Successful model for water cleaning practices expands to more Iowa communities

Tanner puls stands in greenhouse
Tanner Puls helped create a streamlined model for installing more water-cleaning, edge-of-field practices in Central Iowa. Now he is helping to expand that model across the state as an employee of the Iowa Department of Agriculture and Land Stewardship.

By Dan Looker, IAWA contributor

Tanner Puls has been the state’s new edge-of-field coordinator only since April 1.  Every day is different as he works to meet the goals of Iowa’s Nutrient Reduction Strategy.

Based at the Iowa Department of Agriculture and Land Stewardship (IDALS,) he works mainly with watershed coordinators around the state. He hopes to replicate a successful central Iowa approach to getting large batches of water-cleaning, edge-of-field (EOF) practices installed easily for groups of landowners. Edge-of-field (EOF) practices are an effective way to sharply lower nitrates leaving a field, without interfering with a farmer’s cropping practices.

On one day, Puls may answer questions on how the two main practices he promotes—saturated buffers and bioreactors—are built.  They haven’t been used in all parts of Iowa. On another day, watershed workers already familiar with them may want to learn how to work with local governments to bundle construction through one contractor or one engineering firm.

“I’m making myself a resource as they need help with anything,” Puls says. 

Creating a template for success

The model that Puls helped with — what’s now called the batch and build approach –started almost four years ago in Polk County, which still has large areas of farmland outside of the state’s capital city. At the time, Puls was a Polk Soil & Water Conservation District watershed coordinator based in Ankeny. He brainstormed with Polk County Watershed Management Authority Coordinator, John Swanson, as well as Keegan Kult, Executive Director of the Agricultural Drainage Management Coalition, and others to find ways to speed up installation of EOF practices.  At the time, about one a year was being built.

The goal was to “reduce the paperwork and hassles” for landowners trying to get cost share funds that pay for each EOF practice, Puls says. For government entities promoting practices, “the goal of the batch and build model in the first place was to take advantage of economies of scale.”

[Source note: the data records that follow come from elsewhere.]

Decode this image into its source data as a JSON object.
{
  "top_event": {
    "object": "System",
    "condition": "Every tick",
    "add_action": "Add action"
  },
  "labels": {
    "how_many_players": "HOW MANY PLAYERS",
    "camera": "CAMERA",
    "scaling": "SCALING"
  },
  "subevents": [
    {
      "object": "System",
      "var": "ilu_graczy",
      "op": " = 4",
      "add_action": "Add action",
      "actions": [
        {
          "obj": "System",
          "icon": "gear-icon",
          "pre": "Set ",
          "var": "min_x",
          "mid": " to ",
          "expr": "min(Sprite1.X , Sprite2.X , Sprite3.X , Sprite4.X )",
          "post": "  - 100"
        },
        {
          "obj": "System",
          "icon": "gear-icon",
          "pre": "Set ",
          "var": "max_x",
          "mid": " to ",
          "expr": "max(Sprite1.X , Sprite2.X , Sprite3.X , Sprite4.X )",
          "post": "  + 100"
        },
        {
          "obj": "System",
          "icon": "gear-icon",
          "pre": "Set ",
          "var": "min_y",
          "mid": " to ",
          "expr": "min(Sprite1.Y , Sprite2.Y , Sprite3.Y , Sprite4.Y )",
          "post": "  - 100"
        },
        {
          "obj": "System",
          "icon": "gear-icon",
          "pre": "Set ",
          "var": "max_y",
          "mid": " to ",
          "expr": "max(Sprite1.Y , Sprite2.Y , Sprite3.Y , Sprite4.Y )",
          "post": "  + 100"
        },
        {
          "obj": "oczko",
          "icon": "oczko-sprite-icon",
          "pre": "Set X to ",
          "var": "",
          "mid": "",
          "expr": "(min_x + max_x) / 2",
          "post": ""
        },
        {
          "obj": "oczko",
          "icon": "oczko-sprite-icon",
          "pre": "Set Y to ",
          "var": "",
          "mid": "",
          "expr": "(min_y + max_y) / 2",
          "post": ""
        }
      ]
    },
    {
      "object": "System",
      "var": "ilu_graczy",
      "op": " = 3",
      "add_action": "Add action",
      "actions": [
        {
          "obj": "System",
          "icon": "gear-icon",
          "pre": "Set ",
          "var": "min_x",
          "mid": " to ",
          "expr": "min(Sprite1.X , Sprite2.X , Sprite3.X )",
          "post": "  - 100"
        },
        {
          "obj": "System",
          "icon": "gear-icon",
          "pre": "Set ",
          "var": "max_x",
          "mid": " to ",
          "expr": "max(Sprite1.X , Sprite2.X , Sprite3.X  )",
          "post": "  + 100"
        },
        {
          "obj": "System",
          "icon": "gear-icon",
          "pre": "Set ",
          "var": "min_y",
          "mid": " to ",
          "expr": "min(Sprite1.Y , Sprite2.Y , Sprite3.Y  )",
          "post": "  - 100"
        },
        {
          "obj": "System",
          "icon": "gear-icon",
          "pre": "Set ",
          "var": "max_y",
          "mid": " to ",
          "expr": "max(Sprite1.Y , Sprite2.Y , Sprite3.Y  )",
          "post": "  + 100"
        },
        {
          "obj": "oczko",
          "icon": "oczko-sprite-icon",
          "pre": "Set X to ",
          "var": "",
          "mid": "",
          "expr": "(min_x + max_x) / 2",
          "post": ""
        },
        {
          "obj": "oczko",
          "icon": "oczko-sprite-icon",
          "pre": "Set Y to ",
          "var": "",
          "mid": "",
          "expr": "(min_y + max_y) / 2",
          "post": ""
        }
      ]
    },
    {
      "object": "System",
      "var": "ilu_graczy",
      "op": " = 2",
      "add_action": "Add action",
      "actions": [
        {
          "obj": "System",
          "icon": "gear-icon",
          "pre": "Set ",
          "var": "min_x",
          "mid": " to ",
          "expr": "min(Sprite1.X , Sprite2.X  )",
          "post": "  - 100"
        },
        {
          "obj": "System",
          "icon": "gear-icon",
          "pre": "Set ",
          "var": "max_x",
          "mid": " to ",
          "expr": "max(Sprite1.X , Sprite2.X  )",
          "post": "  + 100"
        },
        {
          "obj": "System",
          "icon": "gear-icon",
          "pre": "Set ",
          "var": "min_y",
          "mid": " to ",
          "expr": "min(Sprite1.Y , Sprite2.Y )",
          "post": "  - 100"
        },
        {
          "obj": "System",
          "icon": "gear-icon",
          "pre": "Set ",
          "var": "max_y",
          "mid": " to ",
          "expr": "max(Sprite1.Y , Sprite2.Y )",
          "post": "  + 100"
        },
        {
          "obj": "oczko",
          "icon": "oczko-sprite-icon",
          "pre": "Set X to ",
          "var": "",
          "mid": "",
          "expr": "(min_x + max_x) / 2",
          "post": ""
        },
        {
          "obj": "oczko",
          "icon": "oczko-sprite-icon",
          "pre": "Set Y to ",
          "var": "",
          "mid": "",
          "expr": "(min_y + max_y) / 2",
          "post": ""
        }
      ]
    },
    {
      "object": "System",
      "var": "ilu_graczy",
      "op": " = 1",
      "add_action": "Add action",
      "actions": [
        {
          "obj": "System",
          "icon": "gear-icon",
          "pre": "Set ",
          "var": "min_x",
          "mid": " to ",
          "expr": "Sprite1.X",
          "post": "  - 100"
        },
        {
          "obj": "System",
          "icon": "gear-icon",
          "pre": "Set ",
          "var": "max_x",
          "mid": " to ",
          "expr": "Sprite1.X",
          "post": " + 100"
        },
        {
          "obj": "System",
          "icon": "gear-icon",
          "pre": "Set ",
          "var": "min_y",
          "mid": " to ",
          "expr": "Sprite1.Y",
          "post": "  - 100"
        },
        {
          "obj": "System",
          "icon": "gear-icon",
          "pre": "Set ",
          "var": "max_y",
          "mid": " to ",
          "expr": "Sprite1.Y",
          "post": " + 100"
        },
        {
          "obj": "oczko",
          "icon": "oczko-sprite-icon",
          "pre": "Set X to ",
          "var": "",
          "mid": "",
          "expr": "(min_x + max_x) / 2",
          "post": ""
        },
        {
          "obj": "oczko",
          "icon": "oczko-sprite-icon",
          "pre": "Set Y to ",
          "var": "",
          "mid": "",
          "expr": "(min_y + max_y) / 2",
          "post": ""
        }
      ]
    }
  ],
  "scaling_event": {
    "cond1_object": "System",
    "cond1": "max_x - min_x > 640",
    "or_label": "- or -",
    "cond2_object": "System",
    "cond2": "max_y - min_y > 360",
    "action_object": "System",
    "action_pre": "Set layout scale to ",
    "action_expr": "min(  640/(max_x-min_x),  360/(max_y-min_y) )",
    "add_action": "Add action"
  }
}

To do that, the team designated Polk County as a fiscal agent. Instead of each individual farmer applying for cost share funds and being responsible to use them to hire contractors, the fiscal agent does all of that for a group of landowners. The agent also provides a $1,000 temporary construction easement payment to the landowner for each tile outlet connected to a saturated buffer or bioreactor.

“That $1,000 helps get us in the door and we were still able to save a lot compared to the traditional approach to practices,” Puls says.

Early progress

Puls and Kult sent personalized letters to farmers and landowners and followed up with phone calls. The response was positive. Well over 100 potential sites were surveyed, and in 2021, 51 edge-of-field practices went into the ground.

“We had one landowner who installed over 20 practices on multiple fields,” Puls recalls.

That first batch had 41 saturated buffers and 10 bioreactors. The total cost for all 51 was $426,077.

“We’ll primarily target saturated buffers if we can and if it doesn’t work in that area, we’ll do a bioreactor,” Puls says.  Saturated buffers cost less–$5,000 to $8,000 versus $15,000 to $20,000 for a saturated buffer. And they have less long-term maintenance.

Looking ahead

One contractor has finished installations in southern Polk County and is now working in the northern part of the county, Puls says. After that, the contractor will move on to Story County. There the city of Ames is acting as a fiscal agent to bundle 20 EOF practices set to finish installation this year.

Beyond that, Puls is working with a project that has potential to be even larger. The Middle Cedar watershed batch and build near Cedar Rapids will involve six counties. It already has four primary coordinators — two employed by IDALS, one by a conservation district, and an agronomist with Heartland Co-op.

“They’ve got a lot of good sites, so I think that will be a really cool project when it gets going,” Puls says.

Meanwhile, Puls continues taking phone calls from others who want to learn about batch and build.

“There are a lot of watershed coordinators who have shown an interest,” he says.